Most claim a stake in 9/11 site

Almost 9 years later, controversy lingers

By SAMANTHA GROSS, Associated Press
Monday, September 6, 2010



NEW YORK -- It is a place of sacrifice. A place of mourning. A place people pass by on their way to grab lunch. It's a place where tourists crane their necks to snatch a glimpse around barriers walling off an enormous construction site -- which is also what it is.

Ground zero.

Depending on whom you talk to, it's a scar on this city where horror still lingers, a bustling hive symbolizing the resilience of a nation, or simply, for those who live and work nearby, a place where life goes on.

photo

AP

Ground zero has become many things to many people since the Sept. 11, 2001, terror attacks.

In recent weeks, as debate has raged over the placement of a planned Islamic cultural center and mosque a couple of blocks from the construction, Americans have been reminded of just how many people lay claim to this place, the focal point for all those who have a stake in the legacy of Sept. 11.

Almost everyone has a stake.

Gesturing at the land he helped clear in the weeks after 9/11, Louis Pabon thinks he knows who owns it: "This is mine."

This place was once a giant plaza filled with businesspeople and tourists and shoppers and commuters rushing to the subway. After 9/11, there were weeks, and months, of coming to grips. Everyone had lost something. A child. An acquaintance. A skyline. A sense of safety. A center of business. A solid stock portfolio. A feeling that we knew where everything was heading.

The city's Muslims, many of them, lost a willingness to speak out. They had enjoyed a kind of anonymity -- a knowledge that they were just another ingredient in the hearty stew of New York. But since Sept. 11, they have felt an unwanted spotlight, and some have been afraid.

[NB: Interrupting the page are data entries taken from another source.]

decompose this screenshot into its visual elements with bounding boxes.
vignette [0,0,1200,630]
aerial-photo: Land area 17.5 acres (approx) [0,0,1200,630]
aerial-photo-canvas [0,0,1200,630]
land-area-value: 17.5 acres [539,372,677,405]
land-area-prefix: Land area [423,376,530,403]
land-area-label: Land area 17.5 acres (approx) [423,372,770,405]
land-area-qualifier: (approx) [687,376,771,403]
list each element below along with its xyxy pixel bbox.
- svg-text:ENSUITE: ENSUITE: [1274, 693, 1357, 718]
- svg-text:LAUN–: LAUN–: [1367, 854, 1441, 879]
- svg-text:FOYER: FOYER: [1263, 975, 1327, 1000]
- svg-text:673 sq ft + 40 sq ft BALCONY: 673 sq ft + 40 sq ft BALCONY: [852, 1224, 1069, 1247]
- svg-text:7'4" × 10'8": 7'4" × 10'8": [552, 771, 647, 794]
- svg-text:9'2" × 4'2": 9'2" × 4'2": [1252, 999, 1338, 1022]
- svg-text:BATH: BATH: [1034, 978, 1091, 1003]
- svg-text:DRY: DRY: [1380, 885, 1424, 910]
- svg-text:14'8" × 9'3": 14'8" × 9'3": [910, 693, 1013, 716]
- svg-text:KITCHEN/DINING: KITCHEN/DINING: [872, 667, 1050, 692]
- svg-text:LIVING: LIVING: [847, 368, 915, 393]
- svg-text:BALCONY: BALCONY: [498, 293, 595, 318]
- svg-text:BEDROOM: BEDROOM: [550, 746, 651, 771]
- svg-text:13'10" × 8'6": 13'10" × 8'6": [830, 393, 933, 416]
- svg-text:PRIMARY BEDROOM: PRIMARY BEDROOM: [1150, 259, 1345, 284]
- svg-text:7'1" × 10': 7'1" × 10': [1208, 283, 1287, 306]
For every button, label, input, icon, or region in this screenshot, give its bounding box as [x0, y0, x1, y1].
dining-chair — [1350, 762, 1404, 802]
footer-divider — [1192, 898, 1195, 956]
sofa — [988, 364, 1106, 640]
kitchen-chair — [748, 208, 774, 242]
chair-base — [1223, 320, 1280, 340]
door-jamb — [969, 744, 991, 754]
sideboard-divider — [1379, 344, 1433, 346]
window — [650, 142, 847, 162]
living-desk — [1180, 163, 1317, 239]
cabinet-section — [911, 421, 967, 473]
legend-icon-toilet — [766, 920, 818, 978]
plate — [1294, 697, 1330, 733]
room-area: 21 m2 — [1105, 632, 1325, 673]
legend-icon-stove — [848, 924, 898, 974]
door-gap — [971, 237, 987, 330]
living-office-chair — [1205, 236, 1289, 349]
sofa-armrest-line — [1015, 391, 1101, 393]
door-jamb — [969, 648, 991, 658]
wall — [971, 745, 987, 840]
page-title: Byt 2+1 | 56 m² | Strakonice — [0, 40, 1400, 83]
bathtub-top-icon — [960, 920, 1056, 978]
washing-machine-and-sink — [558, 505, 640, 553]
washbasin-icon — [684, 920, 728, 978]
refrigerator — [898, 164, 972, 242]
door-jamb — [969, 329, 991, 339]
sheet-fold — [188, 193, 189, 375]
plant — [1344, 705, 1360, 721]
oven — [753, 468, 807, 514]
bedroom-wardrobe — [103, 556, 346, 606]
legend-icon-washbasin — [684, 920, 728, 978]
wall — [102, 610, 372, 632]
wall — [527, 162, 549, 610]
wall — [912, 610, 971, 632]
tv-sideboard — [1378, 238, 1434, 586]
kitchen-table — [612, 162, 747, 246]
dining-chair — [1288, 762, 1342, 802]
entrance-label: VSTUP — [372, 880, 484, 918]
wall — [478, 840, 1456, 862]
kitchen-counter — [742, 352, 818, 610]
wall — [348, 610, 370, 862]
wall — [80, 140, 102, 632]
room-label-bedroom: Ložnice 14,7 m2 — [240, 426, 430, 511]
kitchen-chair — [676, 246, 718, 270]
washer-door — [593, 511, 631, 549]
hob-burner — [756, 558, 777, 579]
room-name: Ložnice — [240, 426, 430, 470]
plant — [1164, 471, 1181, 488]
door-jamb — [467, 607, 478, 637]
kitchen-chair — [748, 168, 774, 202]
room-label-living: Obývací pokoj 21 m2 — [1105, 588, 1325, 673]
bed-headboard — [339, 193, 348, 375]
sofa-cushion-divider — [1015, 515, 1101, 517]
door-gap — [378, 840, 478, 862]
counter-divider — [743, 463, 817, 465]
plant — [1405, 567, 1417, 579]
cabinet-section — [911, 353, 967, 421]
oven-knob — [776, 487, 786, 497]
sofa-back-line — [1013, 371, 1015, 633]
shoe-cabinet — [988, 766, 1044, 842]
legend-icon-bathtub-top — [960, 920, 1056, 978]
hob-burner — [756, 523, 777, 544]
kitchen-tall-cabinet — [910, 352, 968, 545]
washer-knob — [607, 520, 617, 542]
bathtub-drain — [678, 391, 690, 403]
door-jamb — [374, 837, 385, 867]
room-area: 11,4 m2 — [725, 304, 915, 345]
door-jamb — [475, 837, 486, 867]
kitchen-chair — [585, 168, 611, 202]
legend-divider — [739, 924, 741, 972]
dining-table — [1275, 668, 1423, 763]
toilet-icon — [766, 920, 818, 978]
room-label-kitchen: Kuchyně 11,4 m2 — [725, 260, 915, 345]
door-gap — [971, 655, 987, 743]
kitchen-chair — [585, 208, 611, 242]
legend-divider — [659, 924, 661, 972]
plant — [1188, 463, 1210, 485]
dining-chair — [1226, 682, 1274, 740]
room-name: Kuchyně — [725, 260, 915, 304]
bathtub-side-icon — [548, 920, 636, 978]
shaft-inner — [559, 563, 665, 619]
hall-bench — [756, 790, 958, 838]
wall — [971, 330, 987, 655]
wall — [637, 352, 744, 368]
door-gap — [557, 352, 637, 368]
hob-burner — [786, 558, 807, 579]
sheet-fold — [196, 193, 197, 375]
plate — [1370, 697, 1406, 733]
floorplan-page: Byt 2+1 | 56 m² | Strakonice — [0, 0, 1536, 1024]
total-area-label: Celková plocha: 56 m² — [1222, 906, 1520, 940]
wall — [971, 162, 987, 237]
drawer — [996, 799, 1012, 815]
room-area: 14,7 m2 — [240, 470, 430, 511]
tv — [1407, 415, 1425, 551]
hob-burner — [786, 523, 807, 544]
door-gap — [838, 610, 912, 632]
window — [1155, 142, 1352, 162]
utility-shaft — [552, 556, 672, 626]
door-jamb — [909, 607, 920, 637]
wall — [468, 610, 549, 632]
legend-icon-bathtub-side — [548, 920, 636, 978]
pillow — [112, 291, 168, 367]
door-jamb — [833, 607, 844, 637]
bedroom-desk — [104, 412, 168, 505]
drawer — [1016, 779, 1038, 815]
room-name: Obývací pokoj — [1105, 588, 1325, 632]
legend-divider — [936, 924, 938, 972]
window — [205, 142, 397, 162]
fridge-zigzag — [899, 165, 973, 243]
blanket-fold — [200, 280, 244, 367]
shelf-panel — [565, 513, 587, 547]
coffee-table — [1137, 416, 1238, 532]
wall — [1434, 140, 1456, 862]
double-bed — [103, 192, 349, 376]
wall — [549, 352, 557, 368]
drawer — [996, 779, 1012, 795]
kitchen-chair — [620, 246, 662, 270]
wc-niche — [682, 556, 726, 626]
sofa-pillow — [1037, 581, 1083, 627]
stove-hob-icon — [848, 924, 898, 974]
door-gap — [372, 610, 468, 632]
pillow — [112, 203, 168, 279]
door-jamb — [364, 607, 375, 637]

"Now no one can talk about Islam ... because Islam became like equal to violence," said Noureddine Elberhoumi, a cab driver who says that after Sept. 11 he stopped volunteering information about his religious affiliation. "In their mind, Islam is always going back to Iraq, Afghanistan, 9/11 -- that's it."

For the family members of more than 1,100 of the victims whose remains were never recovered, ground zero is the only gravesite they have.

"This pit of evil and doom," Sally Regenhard calls it now, her voice shaking nine years after the death here of her firefighter son, Christian.

"My son's beautiful remains are forever scattered," she said. "Ground zero is a burial ground."

Some families successfully challenged the creation of a freedom museum at the site, and some questioned whether a planned performing arts center there is appropriate. How best to pay respect to the dead?

Now, most everyone is staking out a position on the planned Islamic cultural center, to include a mosque, auditorium and other facilities about two blocks from the construction barriers. Some say the location should be moved out of sensitivity because the Sept. 11 hijackers claimed to act in the name of Islam. Others say that moving the mosque would be bowing to intolerance and curtailing religious freedom.

Through all of this conflict, ground zero has been shuttered. Few have walked on its soil, except for the workers who cleared the site and those who are rebuilding it. Family members and others invited to the yearly memorial ceremonies have been allowed in, as was the pope on his 2008 pilgrimage.

How much reverence will be given to this open space in the city's maze, which still carries for many the memories of screams and dust and panic? Can it stay sacred?

That question was answered long ago, says a family member.

"The memorial museum is selling souvenirs, for God's sake," said Diane Horning, who lost her son, Matthew. "You can't stand in ground zero without seeing Century 21's big banners advertising whatever their special is. ... This hasn't been sacred space since the day they put the first rivets in something. It's office buildings, it's places to eat, it's everything but sacred space."